Brian Johnston may have remarked: “The bowler’s Roberts, the batsman’s Knott.” If he did it might have been mildly amusing, but no one would have remembered for more than a minute.
But with Holding bowling to Peter Willey, Johnners’s comment became an instant classic. (Willey, curiously, was the only England batsman in that Oval Test not to lose his wicket to Holding.)
Names can be such a source of amusement. A source which may be under threat if we are to believe a very odd report by Richard Webber of King’s College, London.
For his survey, Webber compared data from 2008 with the British census of 1881. And he found that the instances of people with “amusing names” had fallen by up to 75 per cent.
And if it’s OK for a geography professor to play around with funny names, it’s good enough for me.
Apparently there were just 785 people in Britain last year called Cock, as against 3,211 in 1881. The number of people called Balls fell in that period from 2,904 to 1,299.
The number of people named Smellie decreased by 70 per cent, Dafts by 51pc, Gotobeds by 42pc, Shufflebottoms by 40pc and Cockshotts by 34pc.
Best of all, you might think, the number of Deaths fell by almost half. And all that in a period when the population of Britain roughly doubled…
Professor Webber doesn’t mention it, but I’m pretty sure the surname Sex disappeared completely during that time.
So what happened to all the Smellies, Cocks – and Sexes? Were they more likely than the rest of us to meet Death? Or less likely to breed?
There may, I suppose, be a slight element of the latter, which I’ll come to in a moment. But really, Webber seems to be stating the obvious when he explains: “If the number goes down it’s either because they changed their names or they emigrated.
“In many cases, people probably changed their surnames as they came to be regarded as in bad taste.”
Which, I believe, is why the last Mr Sex resorted to Deed Poll.
Back in about 1900, Mr and Mrs Bottom of Durham obviously felt they couldn’t do anything about their name – but did they really have to call their daughter Ophelia?
The poor girl got stuck with it too – she was a spinster of about 80 when I encountered her. And I couldn’t help wondering whether she’d have grown up differently, perhaps had more luck finding a husband, if she’d been plain Jane Smith. Or even Jane Bottom.
We all know of people whose names provoke a laugh. And they don’t have to be the obvious Ivors or Ivans.
Hazel is a lovely name for a girl. Unless your surname happens to be Knutt.
What could possibly be wrong with the name Jenny? Or Taylor? But put them together and some wiseacre is sure to corrupt it to ‘genitalia’ – as an old friend of mine found to her constant annoyance when she was at school.
You could draw the moral that you can’t be too careful when choosing names. Or maybe that kids will find something to pick on whatever you do.
My experience as a writer of sports headlines for the News of the World tells me that you can make some sort of pun out of almost any name.

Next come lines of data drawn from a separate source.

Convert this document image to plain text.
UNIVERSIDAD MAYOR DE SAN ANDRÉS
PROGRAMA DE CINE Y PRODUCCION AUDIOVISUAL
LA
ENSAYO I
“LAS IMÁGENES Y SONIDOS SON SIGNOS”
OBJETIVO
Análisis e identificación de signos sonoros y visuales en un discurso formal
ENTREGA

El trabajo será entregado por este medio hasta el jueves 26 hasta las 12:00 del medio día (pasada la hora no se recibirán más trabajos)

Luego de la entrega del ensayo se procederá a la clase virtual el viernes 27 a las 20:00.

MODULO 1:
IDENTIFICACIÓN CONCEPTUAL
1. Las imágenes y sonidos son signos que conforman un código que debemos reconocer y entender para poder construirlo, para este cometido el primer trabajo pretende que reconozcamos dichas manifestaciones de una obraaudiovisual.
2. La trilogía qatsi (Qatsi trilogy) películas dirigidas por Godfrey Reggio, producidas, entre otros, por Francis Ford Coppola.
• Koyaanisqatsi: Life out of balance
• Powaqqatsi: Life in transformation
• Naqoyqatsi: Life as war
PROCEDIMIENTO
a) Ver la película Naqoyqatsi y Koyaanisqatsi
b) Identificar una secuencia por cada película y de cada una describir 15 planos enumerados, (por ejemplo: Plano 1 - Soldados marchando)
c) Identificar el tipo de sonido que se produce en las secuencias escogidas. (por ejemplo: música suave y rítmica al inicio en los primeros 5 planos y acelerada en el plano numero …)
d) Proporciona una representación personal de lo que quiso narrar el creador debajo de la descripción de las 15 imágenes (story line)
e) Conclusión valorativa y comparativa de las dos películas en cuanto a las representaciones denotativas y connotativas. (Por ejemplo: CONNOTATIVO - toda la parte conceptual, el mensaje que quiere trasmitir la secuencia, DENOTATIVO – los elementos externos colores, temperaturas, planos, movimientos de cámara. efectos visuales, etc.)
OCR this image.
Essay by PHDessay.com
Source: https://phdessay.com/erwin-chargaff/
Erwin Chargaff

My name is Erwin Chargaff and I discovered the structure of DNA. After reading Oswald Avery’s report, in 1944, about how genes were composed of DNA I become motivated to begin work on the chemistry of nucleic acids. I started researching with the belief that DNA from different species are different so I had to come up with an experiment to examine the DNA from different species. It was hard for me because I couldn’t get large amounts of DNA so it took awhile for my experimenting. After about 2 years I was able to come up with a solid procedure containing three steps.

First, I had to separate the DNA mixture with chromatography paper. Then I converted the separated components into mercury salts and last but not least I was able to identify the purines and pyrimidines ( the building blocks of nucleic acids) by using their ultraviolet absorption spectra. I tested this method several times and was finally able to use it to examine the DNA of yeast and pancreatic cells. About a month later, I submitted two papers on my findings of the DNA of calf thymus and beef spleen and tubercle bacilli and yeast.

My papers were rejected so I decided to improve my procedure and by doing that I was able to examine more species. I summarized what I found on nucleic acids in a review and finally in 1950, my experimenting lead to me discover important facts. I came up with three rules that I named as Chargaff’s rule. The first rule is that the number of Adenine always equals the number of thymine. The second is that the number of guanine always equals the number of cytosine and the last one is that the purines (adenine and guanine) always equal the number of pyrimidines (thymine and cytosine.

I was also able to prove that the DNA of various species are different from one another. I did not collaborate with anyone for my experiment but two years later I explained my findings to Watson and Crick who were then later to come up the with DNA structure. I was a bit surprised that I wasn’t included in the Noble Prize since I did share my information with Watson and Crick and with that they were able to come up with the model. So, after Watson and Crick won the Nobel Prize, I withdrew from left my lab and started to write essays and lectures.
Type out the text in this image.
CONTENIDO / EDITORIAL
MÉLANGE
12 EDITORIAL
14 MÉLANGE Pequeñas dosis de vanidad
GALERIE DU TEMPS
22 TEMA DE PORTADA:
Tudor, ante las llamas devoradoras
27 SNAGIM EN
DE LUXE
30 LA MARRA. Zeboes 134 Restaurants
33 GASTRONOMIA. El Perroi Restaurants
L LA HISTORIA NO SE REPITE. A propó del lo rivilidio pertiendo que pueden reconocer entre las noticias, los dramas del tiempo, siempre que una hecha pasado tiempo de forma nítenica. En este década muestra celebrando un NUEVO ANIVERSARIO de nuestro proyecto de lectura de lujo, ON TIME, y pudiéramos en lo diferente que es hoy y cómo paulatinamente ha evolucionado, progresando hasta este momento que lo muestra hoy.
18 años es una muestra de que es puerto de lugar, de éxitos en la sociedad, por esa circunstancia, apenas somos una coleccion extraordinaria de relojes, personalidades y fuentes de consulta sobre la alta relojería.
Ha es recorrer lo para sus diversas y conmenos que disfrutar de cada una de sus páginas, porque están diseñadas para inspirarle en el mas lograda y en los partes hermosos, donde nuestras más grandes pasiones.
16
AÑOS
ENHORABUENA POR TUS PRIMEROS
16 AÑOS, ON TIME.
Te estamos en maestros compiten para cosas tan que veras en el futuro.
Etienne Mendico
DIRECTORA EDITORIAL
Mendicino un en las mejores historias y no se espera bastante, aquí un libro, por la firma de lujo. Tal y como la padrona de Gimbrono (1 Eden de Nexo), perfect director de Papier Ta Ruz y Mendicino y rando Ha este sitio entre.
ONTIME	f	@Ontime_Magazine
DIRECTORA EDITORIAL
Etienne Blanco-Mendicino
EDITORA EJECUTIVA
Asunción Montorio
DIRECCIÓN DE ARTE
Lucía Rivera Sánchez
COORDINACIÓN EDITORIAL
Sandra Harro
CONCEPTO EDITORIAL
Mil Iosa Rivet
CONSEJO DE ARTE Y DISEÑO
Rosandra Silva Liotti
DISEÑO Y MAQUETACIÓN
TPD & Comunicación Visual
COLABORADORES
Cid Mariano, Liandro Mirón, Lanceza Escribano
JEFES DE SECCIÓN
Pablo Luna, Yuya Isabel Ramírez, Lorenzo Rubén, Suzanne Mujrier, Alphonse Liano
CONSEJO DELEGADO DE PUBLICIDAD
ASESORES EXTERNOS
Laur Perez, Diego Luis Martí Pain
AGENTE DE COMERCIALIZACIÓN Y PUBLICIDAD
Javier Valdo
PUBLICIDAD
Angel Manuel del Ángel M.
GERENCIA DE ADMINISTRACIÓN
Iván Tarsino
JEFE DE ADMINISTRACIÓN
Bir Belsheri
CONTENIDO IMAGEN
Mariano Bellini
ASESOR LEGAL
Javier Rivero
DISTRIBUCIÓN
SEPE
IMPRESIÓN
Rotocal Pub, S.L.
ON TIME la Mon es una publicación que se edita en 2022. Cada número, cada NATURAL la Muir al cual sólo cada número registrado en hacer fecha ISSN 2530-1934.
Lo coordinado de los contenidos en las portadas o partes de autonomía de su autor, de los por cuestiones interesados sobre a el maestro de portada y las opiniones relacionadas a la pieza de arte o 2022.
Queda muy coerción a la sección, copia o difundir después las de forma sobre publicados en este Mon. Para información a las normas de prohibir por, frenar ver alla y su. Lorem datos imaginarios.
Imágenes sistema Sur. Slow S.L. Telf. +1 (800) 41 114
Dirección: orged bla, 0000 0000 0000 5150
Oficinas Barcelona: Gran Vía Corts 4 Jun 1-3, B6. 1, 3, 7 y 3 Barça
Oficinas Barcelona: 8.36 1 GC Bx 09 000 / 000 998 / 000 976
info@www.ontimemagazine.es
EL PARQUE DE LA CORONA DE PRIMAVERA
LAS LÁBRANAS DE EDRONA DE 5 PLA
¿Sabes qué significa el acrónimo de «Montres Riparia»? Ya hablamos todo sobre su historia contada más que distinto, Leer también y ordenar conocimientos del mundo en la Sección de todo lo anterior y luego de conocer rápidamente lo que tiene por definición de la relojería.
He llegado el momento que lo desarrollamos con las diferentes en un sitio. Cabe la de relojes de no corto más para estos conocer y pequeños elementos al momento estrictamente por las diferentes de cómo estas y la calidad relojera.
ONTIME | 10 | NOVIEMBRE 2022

And if you can make a rude one, you can be sure some schoolkid has beaten you to it.
In some ways, I found the obvious “jokes” on my surname that followed me around at school a relief from the unkinder personal comments that provoked other nicknames. (No, I’m not going to tell you what they were.)
I don’t know whether my friends Dykes, Huggins and Haw felt the same. Or Peter Willey.